Так певец ходил и пел много дней подряд, пока сам не удавился.
У костра
Бригада воров вышла на работу. Свалили дерево, сложили из него костер – метра три, расселись сами вокруг него и греются, не работают. Охрана не знает, что с ними делать. Стрелять – далеко, не видно в кого. Орать толку не будет. В оцепление с оружием не войдешь – отнимут оружие, да и самого кончат.
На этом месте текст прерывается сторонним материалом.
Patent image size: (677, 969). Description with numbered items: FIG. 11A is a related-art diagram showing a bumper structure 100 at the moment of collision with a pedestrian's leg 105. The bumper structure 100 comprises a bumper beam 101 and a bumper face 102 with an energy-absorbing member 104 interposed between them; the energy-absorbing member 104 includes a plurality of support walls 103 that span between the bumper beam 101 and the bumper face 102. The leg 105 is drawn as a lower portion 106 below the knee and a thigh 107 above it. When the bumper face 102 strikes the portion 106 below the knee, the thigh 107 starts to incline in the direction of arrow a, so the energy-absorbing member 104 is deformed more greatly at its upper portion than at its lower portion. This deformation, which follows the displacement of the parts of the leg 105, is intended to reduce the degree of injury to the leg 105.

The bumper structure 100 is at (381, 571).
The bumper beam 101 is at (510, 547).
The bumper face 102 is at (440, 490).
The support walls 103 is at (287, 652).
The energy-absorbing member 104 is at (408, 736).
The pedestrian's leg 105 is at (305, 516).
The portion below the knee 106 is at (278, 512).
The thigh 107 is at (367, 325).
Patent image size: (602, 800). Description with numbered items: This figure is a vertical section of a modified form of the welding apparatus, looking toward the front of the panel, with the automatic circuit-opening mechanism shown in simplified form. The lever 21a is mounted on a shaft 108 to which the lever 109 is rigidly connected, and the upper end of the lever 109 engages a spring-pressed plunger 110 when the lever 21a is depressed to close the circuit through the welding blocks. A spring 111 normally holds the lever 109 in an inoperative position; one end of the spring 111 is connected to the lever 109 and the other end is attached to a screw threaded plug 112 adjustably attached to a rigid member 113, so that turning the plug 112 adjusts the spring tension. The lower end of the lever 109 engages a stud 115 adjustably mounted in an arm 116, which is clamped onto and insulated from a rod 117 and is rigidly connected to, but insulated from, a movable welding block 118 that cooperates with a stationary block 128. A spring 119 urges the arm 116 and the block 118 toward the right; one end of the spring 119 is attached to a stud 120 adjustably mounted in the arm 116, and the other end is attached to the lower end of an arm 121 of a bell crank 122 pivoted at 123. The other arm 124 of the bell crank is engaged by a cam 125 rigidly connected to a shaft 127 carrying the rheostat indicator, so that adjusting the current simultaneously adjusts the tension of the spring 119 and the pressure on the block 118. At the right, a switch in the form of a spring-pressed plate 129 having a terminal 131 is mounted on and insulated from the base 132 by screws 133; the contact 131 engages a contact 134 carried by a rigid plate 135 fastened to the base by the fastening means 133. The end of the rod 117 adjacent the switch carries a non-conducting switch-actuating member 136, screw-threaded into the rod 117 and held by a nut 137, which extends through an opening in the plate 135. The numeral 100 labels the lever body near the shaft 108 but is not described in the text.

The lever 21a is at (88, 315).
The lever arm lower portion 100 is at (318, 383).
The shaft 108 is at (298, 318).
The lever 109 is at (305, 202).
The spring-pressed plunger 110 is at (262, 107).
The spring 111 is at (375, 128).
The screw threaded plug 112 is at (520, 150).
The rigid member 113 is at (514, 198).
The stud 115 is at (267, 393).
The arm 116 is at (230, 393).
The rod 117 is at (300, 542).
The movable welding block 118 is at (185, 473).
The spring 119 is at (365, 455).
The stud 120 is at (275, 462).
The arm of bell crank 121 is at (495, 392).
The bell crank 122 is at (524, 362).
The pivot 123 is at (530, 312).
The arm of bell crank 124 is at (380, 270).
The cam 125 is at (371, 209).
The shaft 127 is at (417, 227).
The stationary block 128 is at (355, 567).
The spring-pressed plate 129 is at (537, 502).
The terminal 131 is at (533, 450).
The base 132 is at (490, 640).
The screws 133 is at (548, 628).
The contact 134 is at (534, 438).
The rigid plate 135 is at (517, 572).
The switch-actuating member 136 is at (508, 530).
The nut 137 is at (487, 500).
Начальник лагеря подошел все-таки. «Сидим, братцы?» – «Ага, начальник». – «Неплохо бы и поработать, – сказал и выразительно посмотрел на лопаты. – Землю покопать». – «А ты вырой себе могилу, мы тебя быстро закопаем». – «Я знаю, что вы, будь ваша воля, меня бы заживо съели». – «А будь ваша, вы бы нас расстреляли». – «Тоже верно, расстрелял бы. Но раз нет ни вашей воли, ни моей, так и будем жить».
Удачный побег
На вид старикашка – лицо старое, а мышцы крепкие, и мужик еще молодой. Подошел к конвоиру, тот у костра грелся, и попросил прикурить. Конвоиру вставать за головешкой лень, в тулуп уткнулся и сидит. «Сам, говорит, – подойди». Человек шагнул к костру, головню взял и конвоиру в морду. Конвоир опрокинулся, перебултыхнулся на спину и винтовку выронил. Человек винтовку подхватил и направил на остальных троих, которые сидели по углам ямины, потребовал бросить винтовки. Подозвал молодого паренька и сказал ему вытащить затворы. С пареньком и ушли вдвоем, никто больше не пошел. Так их нигде и не видели.
Труп на вахте
А то положат на вахте труп беглеца, забитого в тайге прикладами ведь специально на себе приволокут. Смотрите и делайте выводы. Бригада мимо на работу идет.
Оркестр
Идет и под оркестр. Если передовая бригада или день передовой, ударный. Вместо синего трупа – трубачи и барабанщики. Дуют и лупят вдохновляющие на подвиг марши.
Ключ в двери
Человеку надо было всего-навсего открыть дверь, закрыть ее за собой, сделать два шага по коридору, открыть вторую дверь – и тут он вне досягаемости охраны, на свободе. Ключ он держал в руке, сидел наготове и ждал той минуты, когда раздадутся шаги конвоя. Вот шаги раздались, он ступил к двери и замешкался, всовывая ключ в замочную скважину. Вместо того чтобы открыть дверь сразу, он открыл ее на пять секунд позже. Конвой проходил мимо, когда он шагнул в коридор. Сирена, тревога, его схватили он кончился на этом. Неудачный побег, как правило, приканчивает зека. В его ситуации ошибаться нельзя было, нельзя было пять секунд поворачивать ключ в двери. Одну секунду, только одну секунду, и выйти, и в запасе еще четыре секунды, ровно четыре, пока охрана, конвоиры, за углом. Понятно, в носках, на цыпочках, по-кошачьи, еще как-нибудь, но ведь спасение, господи. Все рассчитано, и не им самим, за ним ведь силы стояли, чья-то заинтересованная мысль, чьи-то связи и связишки, возможности, расчет, радение, самолюбие, наконец. Свобода – это ведь не министром становиться, и не отцом, и не женихом, это становиться собой, возвращать себе себя, с чем еще можно сравнить? Как же нельзя ключ-то заранее сунуть в скважину, пристроить, приладить его там, нащупать это соответствие бороздочек, чтобы только повернул в полсекунды и – там. Этот ключ попробуй достань, кто-то жизнью за него заплатил, и ему не просто так, а за бесценные заслуги добыли. Да-а, все полетело теперь прахом, все.
Брошенные лагеря
Там, где золото выработано или произошло что-нибудь таинственное, стоят по трассам деревянные, а то и железобетонные столбы, рядом валяются куски железа, доски, арматурные палки. Здесь нет живых, здесь все мертвы, и все мертво. Кто теперь расскажет? Хлещет дождь по остовам бараков, они здесь памятники, они здесь могильные кресты, они гробы здесь и они могилы. Раскопай, возьми в руку киркой пробитый череп, скажи ему, что он жив.